Opening night at the Palais theatre served up a tasting platter showcasing the house specialities of a short film festival. There was the fast-paced-short-with-a-punchline, shots cascading into each other like a row of falling dominoes (Chopper). The gleefully offensive animation with the redeeming ‘awwww’ ending (The video dating tape of Desmondo Ray, aged 33 & ¾). The as-seen-on-Rage-at-3 am music videos and the shorts that read like an episode from a grander dream project (Test drive). Eleanor Wilson’s Possum stayed with me on the long march toward the after party, primarily because of its distinctive visual density.
![Possum Still](http://chrismcauliffe.com.au/wp-content/uploads/2014/05/Possum-still-300x178.jpg)
‘Possum’, 2013, dir, Eleanor Wilson, 17 min.
Low budget shorts can have a diluted, washed-out feel; art direction takes a back seat, locations are selected opportunistically, lighting lacks subtlety.
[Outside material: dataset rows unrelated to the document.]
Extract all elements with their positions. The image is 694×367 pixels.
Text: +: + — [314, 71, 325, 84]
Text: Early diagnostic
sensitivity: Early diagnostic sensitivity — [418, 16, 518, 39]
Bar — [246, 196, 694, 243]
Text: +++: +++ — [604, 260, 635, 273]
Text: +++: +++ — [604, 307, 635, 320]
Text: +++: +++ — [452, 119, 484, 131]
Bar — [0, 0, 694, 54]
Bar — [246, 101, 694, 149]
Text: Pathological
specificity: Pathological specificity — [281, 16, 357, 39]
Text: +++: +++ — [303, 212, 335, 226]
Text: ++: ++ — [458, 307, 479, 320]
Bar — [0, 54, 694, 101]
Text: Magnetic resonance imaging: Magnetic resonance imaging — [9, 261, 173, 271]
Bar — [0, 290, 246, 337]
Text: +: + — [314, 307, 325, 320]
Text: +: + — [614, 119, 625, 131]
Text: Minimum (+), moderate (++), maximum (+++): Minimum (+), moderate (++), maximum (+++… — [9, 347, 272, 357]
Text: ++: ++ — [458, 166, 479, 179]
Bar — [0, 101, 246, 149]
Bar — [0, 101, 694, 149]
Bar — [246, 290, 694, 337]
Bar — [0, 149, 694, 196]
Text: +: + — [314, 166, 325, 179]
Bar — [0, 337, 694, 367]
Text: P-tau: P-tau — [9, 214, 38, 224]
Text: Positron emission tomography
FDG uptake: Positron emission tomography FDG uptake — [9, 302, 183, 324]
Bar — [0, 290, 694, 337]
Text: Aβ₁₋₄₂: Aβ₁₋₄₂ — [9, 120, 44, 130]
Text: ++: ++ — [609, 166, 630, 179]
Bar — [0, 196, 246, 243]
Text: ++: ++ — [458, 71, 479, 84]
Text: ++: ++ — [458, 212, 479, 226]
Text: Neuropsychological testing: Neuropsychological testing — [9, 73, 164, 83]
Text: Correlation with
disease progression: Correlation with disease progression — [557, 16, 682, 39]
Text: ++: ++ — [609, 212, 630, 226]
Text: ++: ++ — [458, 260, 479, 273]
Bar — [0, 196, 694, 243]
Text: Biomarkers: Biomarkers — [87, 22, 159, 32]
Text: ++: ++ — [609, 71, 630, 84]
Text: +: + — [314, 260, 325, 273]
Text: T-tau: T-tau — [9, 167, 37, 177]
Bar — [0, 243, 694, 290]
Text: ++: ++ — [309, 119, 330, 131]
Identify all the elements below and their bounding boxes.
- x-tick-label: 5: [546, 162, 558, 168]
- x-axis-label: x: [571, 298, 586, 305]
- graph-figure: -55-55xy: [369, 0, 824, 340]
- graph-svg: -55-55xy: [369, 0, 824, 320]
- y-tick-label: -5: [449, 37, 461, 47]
The rhythm of a script can skew towards speed-dating; slow builds or carefully orchestrated shifts in pace are an unaffordable luxury. While I can’t say I liked Possum, Wilson gave every shot a sense of gravitas. An otherwise familiar ‘true love travels on gravel road’ narrative was tightly packed with material and sensate detail. Mood was condensed into the textures of a bourgeois interior (designer casual, carefully comfortable) and an upstate New York landscape (lush, but never picturesque).
Everyone recognizes the spirit of the short film—snappy, smart-arse, determined to nail it. It’s the grain of the short film that needs more attention.